A slippery slope indeed, where it’s suddenly legal to violate the Hippocratic oath. Activist physician Gus Krucke [A&U, February 2004] of Texas, a fearless campaigner for patients’ rights, wrote a sarcastic open letter to Michigan legislators, making like a redneck who was delighted to find Texas-style bigotry flourishing up North. He wrote: “Honey….If them doctors who hate homosexurals [sic] are able to get you to vote for a bill that is full of prejudice, I must say that I am teary eyed; you done everybody so proud!”
Real conscientious objectors don’t want to kill or harm others, while today’s neo-objectors don’t mind killing or harming others by default. They tell us that no one has the right to harm unborn babies—then they reserve for themselves the right to harm other people whose actions offend their personal beliefs. Like the Texas pharmacist who refused to sell morning-after pills to a rape victim. Like the practitioners who—according to PFLAG—disapprove of transgenderism so they refuse to provide transgendered people with care for cancer, work-related accidents, even routine checkups.
As for AIDS treatment—a recent national survey reported that half the nation’s primary-care doctors would refuse to treat HIV-positive patients if they could. Shockingly, some Americans support such sentiments; a 2002 Kaiser survey showed that twenty percent feel that doctors should have the right to refuse treatment to AIDS patients. Recently in Louisiana, this attitude devastated an elderly HIV-positive stroke victim as six nursing homes in a row refused to admit him. The old (1990s) excuse for refusing treatment was fear of HIV transmission, but today more people are feeling socially comfortable with expressing a moralistic judgmental reason for refusals.
The AMA warns that doctors who refuse to treat AIDS patients could lose their licenses. “The practice of medicine is a privilege granted by society; it is not a right,” warned the Journal of the American Medical Association. But what will the AMA do when government itself sets the stage for legal denials of care?

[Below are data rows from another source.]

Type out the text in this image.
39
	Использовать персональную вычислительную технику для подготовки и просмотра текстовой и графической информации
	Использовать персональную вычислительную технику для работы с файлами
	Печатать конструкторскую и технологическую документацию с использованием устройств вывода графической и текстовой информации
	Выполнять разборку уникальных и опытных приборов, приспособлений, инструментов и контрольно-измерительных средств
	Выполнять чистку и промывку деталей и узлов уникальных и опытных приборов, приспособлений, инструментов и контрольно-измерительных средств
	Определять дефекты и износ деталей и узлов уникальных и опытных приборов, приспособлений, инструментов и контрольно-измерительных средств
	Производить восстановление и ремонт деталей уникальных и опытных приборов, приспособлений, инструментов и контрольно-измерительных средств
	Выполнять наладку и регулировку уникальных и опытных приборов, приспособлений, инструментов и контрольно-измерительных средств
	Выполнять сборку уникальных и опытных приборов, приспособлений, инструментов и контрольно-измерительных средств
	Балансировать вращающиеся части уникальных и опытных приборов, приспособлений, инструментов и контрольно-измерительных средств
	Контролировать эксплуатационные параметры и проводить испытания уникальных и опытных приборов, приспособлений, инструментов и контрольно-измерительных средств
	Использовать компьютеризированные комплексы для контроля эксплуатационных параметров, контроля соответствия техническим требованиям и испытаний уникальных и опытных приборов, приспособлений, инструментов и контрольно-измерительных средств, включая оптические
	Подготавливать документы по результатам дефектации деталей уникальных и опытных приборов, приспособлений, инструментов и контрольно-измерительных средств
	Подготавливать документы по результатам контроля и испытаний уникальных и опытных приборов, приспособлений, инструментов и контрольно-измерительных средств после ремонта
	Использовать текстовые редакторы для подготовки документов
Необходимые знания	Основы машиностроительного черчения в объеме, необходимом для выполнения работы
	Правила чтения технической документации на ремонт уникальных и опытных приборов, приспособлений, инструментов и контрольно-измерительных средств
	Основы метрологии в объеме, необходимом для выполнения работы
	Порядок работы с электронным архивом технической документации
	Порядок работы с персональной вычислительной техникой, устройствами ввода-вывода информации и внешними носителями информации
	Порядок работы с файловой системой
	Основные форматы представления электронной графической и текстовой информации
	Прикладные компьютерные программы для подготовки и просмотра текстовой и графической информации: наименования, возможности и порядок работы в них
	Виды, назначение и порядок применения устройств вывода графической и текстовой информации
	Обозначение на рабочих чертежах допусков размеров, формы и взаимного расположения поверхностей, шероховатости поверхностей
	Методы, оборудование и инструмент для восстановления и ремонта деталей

Neo-objectors seem to have forgotten an important parameter of real conscientious objection. The U.S. Armed Forces allow you to follow your conscience and not fire bullets, but you have to serve your country in some other, peaceful way, like conservation or educational work. Meanwhile you are rigorously screened to make sure you have real convictions and aren’t malingering. Failure to convince the brass means that you might go to prison. Unlike the real COs in uniform, these neo-objectors are getting a free ride. They don’t risk prison. They don’t have to be screened. They get to force their beliefs on a lot of other people. And they don’t have to serve their country in other ways in exchange for getting off the hook.
Further reading:
History of conscientious objection at:
www.academy.umd.edu/publications/NationalService/conscientious_objectors.htm
Patricia Nell Warren, author of fiction bestsellers like The Front Runner, also writes provocative commentary. Her writings are archived at www.patricianellwarren.com. Reach her by
e-mail at patriciawarren@aol.com.
June 2004
Copyright © 2004 by Patricia Nell Warren. All rights reserved.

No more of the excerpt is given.